No it is not essential to life. Being a perfect sphere would not change anything.This being said... do I need to have an oblate spheroid shape or not? If it is essential to sustain life, then I guess I should keep some similar proportions. Once I have the numbers, I will be able to do what I call a dual perpendicular rings with 4 dots (so I can have my four middle points) which will allow me to have a better feel of the distortion when drawing something which normally would be spherical but on flat.
But it make sense for a physics perspective.
As the planet is rotating, it is slightly stretched by the forces of gravity.
The faster the object rotate, the bigger is the difference between the 2 measures.
For example the star Achernar diameter at the pole is half the diameter at the equator.
So I guess Venus is almost a perfect sphere.

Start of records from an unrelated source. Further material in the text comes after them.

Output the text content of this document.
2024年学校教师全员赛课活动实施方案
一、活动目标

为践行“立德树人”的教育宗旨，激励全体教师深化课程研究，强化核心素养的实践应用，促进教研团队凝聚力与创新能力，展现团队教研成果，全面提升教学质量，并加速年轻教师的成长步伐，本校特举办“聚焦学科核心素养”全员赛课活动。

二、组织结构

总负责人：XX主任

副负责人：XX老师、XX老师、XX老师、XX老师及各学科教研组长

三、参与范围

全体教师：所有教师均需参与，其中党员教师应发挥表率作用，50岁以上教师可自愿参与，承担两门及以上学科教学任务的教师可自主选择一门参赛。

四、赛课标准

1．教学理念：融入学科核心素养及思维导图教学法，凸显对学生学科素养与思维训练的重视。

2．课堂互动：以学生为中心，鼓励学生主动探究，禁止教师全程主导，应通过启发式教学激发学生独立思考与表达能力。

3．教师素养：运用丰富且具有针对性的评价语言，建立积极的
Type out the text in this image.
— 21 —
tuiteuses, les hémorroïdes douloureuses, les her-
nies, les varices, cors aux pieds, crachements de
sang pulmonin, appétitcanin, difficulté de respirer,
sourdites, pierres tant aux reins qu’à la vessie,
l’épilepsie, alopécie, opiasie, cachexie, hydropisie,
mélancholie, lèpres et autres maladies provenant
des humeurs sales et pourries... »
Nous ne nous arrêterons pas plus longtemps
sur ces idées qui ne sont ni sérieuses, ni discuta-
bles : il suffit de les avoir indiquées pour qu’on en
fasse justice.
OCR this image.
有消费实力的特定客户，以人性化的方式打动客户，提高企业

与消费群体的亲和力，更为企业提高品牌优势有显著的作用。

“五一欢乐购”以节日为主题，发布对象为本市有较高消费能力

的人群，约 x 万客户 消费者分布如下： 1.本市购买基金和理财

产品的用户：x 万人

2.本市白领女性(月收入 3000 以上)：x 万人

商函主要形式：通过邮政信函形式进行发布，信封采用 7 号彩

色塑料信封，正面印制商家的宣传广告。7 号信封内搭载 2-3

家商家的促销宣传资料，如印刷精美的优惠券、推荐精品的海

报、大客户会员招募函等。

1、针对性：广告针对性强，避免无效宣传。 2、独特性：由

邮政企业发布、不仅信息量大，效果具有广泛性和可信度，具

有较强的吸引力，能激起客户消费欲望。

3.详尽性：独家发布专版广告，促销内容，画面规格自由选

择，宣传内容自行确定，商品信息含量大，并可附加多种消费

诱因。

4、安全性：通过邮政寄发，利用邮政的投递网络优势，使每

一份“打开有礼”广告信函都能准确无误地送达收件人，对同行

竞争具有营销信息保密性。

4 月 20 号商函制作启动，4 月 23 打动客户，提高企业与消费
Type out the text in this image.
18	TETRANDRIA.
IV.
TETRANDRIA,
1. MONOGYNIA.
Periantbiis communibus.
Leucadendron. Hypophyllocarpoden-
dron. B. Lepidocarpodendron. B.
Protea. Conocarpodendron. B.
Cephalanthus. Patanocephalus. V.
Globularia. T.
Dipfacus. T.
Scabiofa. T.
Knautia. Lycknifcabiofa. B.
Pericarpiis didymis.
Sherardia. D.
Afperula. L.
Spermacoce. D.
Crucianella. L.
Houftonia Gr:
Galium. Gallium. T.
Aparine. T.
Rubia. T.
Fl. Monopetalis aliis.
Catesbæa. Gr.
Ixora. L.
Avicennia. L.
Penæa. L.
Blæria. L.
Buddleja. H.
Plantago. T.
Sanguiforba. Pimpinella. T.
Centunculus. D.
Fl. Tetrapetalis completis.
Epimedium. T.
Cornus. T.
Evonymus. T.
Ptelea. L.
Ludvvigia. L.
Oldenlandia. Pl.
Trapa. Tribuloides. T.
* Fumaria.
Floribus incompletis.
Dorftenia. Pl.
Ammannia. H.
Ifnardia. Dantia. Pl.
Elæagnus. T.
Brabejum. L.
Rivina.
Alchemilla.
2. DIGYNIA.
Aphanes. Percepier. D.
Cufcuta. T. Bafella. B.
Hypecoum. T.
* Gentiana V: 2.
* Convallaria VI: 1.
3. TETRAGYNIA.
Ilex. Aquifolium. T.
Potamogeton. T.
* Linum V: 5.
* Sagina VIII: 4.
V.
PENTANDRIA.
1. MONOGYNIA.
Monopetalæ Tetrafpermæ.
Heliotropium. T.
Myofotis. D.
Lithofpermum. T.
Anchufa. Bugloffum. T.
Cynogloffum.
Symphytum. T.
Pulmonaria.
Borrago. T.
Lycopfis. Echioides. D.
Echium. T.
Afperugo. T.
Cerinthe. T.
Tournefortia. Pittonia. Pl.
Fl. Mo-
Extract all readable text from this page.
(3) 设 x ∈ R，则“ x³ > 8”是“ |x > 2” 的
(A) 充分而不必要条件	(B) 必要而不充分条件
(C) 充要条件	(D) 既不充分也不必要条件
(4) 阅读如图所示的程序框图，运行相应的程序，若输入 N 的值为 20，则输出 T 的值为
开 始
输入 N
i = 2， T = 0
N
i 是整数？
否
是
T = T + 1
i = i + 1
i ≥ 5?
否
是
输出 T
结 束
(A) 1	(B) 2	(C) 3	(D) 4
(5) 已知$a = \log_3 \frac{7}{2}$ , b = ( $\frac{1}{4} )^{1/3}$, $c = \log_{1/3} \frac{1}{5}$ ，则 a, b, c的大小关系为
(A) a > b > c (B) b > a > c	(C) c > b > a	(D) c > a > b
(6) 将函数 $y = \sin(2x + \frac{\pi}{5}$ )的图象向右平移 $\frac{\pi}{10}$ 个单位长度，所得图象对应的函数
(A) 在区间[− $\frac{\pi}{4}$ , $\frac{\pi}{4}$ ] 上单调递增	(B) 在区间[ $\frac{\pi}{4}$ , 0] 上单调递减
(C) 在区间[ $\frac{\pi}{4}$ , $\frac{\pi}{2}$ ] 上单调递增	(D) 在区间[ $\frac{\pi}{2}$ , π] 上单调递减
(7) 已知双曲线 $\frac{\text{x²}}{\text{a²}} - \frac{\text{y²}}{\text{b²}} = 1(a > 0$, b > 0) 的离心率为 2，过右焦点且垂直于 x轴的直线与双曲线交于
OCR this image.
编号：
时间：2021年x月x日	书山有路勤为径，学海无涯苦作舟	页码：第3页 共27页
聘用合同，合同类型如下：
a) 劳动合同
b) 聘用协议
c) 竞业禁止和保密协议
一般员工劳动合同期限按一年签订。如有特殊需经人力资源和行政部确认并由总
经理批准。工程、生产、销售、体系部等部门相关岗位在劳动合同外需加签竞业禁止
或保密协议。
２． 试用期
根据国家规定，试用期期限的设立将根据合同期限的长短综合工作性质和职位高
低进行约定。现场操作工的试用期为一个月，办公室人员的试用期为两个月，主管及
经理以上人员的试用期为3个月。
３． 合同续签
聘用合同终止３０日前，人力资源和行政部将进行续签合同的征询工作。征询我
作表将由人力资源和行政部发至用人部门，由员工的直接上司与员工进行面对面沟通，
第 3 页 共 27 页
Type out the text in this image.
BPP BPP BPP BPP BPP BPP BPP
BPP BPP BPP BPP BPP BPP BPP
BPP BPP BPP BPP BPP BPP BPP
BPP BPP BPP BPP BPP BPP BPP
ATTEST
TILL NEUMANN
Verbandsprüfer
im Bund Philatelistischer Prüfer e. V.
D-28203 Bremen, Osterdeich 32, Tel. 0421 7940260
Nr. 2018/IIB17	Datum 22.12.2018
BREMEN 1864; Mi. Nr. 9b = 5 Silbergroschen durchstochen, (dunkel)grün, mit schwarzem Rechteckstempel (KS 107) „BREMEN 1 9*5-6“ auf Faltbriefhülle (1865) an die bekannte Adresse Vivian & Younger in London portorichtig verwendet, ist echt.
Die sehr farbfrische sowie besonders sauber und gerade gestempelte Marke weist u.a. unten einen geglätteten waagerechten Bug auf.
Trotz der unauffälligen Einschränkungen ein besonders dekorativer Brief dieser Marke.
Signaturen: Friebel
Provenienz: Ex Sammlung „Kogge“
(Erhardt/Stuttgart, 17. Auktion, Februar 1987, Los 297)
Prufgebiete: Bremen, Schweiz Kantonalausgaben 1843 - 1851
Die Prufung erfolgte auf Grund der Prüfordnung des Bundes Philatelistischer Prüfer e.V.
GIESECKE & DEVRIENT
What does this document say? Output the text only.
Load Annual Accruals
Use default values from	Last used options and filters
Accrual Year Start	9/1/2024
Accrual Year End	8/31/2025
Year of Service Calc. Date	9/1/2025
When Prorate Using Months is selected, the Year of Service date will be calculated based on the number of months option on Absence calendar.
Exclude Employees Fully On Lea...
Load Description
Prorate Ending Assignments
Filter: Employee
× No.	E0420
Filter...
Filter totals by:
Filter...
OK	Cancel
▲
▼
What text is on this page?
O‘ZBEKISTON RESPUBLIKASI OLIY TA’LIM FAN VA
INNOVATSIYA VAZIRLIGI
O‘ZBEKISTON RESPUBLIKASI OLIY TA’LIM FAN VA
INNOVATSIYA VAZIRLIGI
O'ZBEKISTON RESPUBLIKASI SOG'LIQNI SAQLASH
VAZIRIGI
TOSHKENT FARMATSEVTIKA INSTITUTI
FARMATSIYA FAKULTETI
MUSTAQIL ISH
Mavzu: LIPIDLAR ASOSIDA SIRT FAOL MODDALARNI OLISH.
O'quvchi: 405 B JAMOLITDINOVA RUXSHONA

It depend if the planet is simply bigger or if that also comes with a change in gravity. Bigger and heavier planers do not always result in higher gravity (ex:Neptune gravity is only slightly higher than Earth's despite being 17 times heavier).Actually another question I have is if the planet is, let's say, 1.1x times bigger, how would that play on the distribution of climate? Would one particular type of climate expand more than the others?
If the planet is 1.1 time larger but also 1.1 time heavier (same density ass Earth) then I think the gravity will remain the same.
Regrading the size alone, the biggest difference would be somewhat larger deserts. The distance from the ocean is not the only factor explaining deserts but it's an important one. Assuming the continents are larger, the interiors are further away from the oceans and thus drier.